Figure 1.

IsoTOP-ABPP of NHS-ester-alkyne reactivity in mouse liver proteome. (A) Structure of NHS-ester-alkyne (NHSyne) and distribution of probe-modified peptides in mouse liver proteome assessed by isoTOP-ABPP. Mouse liver proteomes were labeled with NHS-ester-alkyne (500 or 100 μM), followed by copper-catalyzed azide–alkyne cycloaddition (CuAAC) conjugation of a biotin-azide tag bearing an isotopically light (for 500 μM) or heavy (100 μM) mass tag to probe-labeled proteins. Probe-labeled proteins were subsequently avidin-enriched and digested with trypsin, and probe-modified tryptic peptides were isolated and eluted by TEV protease for subsequent LC-LC/MS/MS proteomic analysis.

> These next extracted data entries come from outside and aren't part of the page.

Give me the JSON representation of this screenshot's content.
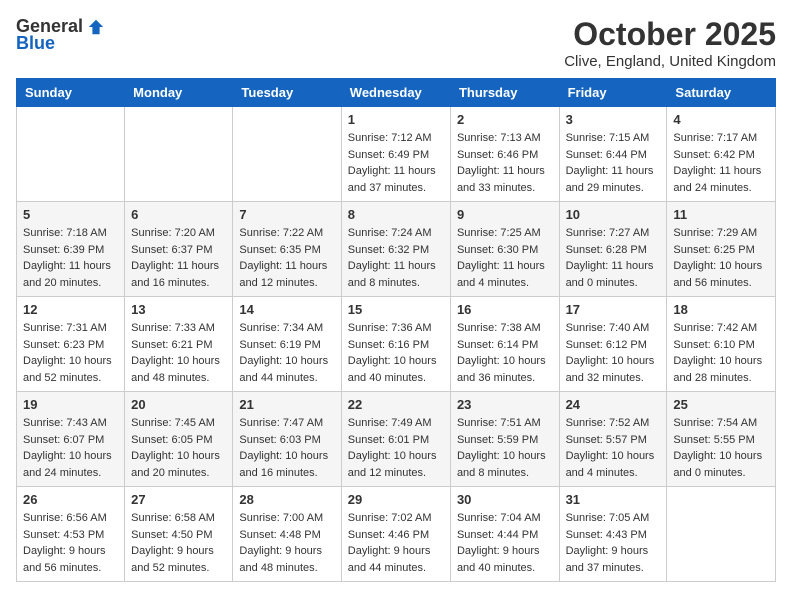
{
  "header": {
    "logo_general": "General",
    "logo_blue": "Blue",
    "month_title": "October 2025",
    "location": "Clive, England, United Kingdom"
  },
  "days_of_week": [
    "Sunday",
    "Monday",
    "Tuesday",
    "Wednesday",
    "Thursday",
    "Friday",
    "Saturday"
  ],
  "weeks": [
    [
      {
        "day": "",
        "sunrise": "",
        "sunset": "",
        "daylight": ""
      },
      {
        "day": "",
        "sunrise": "",
        "sunset": "",
        "daylight": ""
      },
      {
        "day": "",
        "sunrise": "",
        "sunset": "",
        "daylight": ""
      },
      {
        "day": "1",
        "sunrise": "Sunrise: 7:12 AM",
        "sunset": "Sunset: 6:49 PM",
        "daylight": "Daylight: 11 hours and 37 minutes."
      },
      {
        "day": "2",
        "sunrise": "Sunrise: 7:13 AM",
        "sunset": "Sunset: 6:46 PM",
        "daylight": "Daylight: 11 hours and 33 minutes."
      },
      {
        "day": "3",
        "sunrise": "Sunrise: 7:15 AM",
        "sunset": "Sunset: 6:44 PM",
        "daylight": "Daylight: 11 hours and 29 minutes."
      },
      {
        "day": "4",
        "sunrise": "Sunrise: 7:17 AM",
        "sunset": "Sunset: 6:42 PM",
        "daylight": "Daylight: 11 hours and 24 minutes."
      }
    ],
    [
      {
        "day": "5",
        "sunrise": "Sunrise: 7:18 AM",
        "sunset": "Sunset: 6:39 PM",
        "daylight": "Daylight: 11 hours and 20 minutes."
      },
      {
        "day": "6",
        "sunrise": "Sunrise: 7:20 AM",
        "sunset": "Sunset: 6:37 PM",
        "daylight": "Daylight: 11 hours and 16 minutes."
      },
      {
        "day": "7",
        "sunrise": "Sunrise: 7:22 AM",
        "sunset": "Sunset: 6:35 PM",
        "daylight": "Daylight: 11 hours and 12 minutes."
      },
      {
        "day": "8",
        "sunrise": "Sunrise: 7:24 AM",
        "sunset": "Sunset: 6:32 PM",
        "daylight": "Daylight: 11 hours and 8 minutes."
      },
      {
        "day": "9",
        "sunrise": "Sunrise: 7:25 AM",
        "sunset": "Sunset: 6:30 PM",
        "daylight": "Daylight: 11 hours and 4 minutes."
      },
      {
        "day": "10",
        "sunrise": "Sunrise: 7:27 AM",
        "sunset": "Sunset: 6:28 PM",
        "daylight": "Daylight: 11 hours and 0 minutes."
      },
      {
        "day": "11",
        "sunrise": "Sunrise: 7:29 AM",
        "sunset": "Sunset: 6:25 PM",
        "daylight": "Daylight: 10 hours and 56 minutes."
      }
    ],
    [
      {
        "day": "12",
        "sunrise": "Sunrise: 7:31 AM",
        "sunset": "Sunset: 6:23 PM",
        "daylight": "Daylight: 10 hours and 52 minutes."
      },
      {
        "day": "13",
        "sunrise": "Sunrise: 7:33 AM",
        "sunset": "Sunset: 6:21 PM",
        "daylight": "Daylight: 10 hours and 48 minutes."
      },
      {
        "day": "14",
        "sunrise": "Sunrise: 7:34 AM",
        "sunset": "Sunset: 6:19 PM",
        "daylight": "Daylight: 10 hours and 44 minutes."
      },
      {
        "day": "15",
        "sunrise": "Sunrise: 7:36 AM",
        "sunset": "Sunset: 6:16 PM",
        "daylight": "Daylight: 10 hours and 40 minutes."
      },
      {
        "day": "16",
        "sunrise": "Sunrise: 7:38 AM",
        "sunset": "Sunset: 6:14 PM",
        "daylight": "Daylight: 10 hours and 36 minutes."
      },
      {
        "day": "17",
        "sunrise": "Sunrise: 7:40 AM",
        "sunset": "Sunset: 6:12 PM",
        "daylight": "Daylight: 10 hours and 32 minutes."
      },
      {
        "day": "18",
        "sunrise": "Sunrise: 7:42 AM",
        "sunset": "Sunset: 6:10 PM",
        "daylight": "Daylight: 10 hours and 28 minutes."
      }
    ],
    [
      {
        "day": "19",
        "sunrise": "Sunrise: 7:43 AM",
        "sunset": "Sunset: 6:07 PM",
        "daylight": "Daylight: 10 hours and 24 minutes."
      },
      {
        "day": "20",
        "sunrise": "Sunrise: 7:45 AM",
        "sunset": "Sunset: 6:05 PM",
        "daylight": "Daylight: 10 hours and 20 minutes."
      },
      {
        "day": "21",
        "sunrise": "Sunrise: 7:47 AM",
        "sunset": "Sunset: 6:03 PM",
        "daylight": "Daylight: 10 hours and 16 minutes."
      },
      {
        "day": "22",
        "sunrise": "Sunrise: 7:49 AM",
        "sunset": "Sunset: 6:01 PM",
        "daylight": "Daylight: 10 hours and 12 minutes."
      },
      {
        "day": "23",
        "sunrise": "Sunrise: 7:51 AM",
        "sunset": "Sunset: 5:59 PM",
        "daylight": "Daylight: 10 hours and 8 minutes."
      },
      {
        "day": "24",
        "sunrise": "Sunrise: 7:52 AM",
        "sunset": "Sunset: 5:57 PM",
        "daylight": "Daylight: 10 hours and 4 minutes."
      },
      {
        "day": "25",
        "sunrise": "Sunrise: 7:54 AM",
        "sunset": "Sunset: 5:55 PM",
        "daylight": "Daylight: 10 hours and 0 minutes."
      }
    ],
    [
      {
        "day": "26",
        "sunrise": "Sunrise: 6:56 AM",
        "sunset": "Sunset: 4:53 PM",
        "daylight": "Daylight: 9 hours and 56 minutes."
      },
      {
        "day": "27",
        "sunrise": "Sunrise: 6:58 AM",
        "sunset": "Sunset: 4:50 PM",
        "daylight": "Daylight: 9 hours and 52 minutes."
      },
      {
        "day": "28",
        "sunrise": "Sunrise: 7:00 AM",
        "sunset": "Sunset: 4:48 PM",
        "daylight": "Daylight: 9 hours and 48 minutes."
      },
      {
        "day": "29",
        "sunrise": "Sunrise: 7:02 AM",
        "sunset": "Sunset: 4:46 PM",
        "daylight": "Daylight: 9 hours and 44 minutes."
      },
      {
        "day": "30",
        "sunrise": "Sunrise: 7:04 AM",
        "sunset": "Sunset: 4:44 PM",
        "daylight": "Daylight: 9 hours and 40 minutes."
      },
      {
        "day": "31",
        "sunrise": "Sunrise: 7:05 AM",
        "sunset": "Sunset: 4:43 PM",
        "daylight": "Daylight: 9 hours and 37 minutes."
      },
      {
        "day": "",
        "sunrise": "",
        "sunset": "",
        "daylight": ""
      }
    ]
  ]
}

Raw data and ratiometric analysis of heavy to light peptides can be found in Figure S1 and Table S1. NHS-ester-alkyne predominantly reacted with lysines, showed significant reactivity with threonines and serines, and showed minor reactivity with tyrosines, arginines, and cysteines. (B) Breakdown of probe-labeled sites compared against annotated UniProt functional sites. While the majority of labeled residues are unannotated, the annotated sites were predominantly post-translationally modified or involved in ligand binding. Data shown in A and B are representative of probe-modified peptides found in two out of four biological replicates.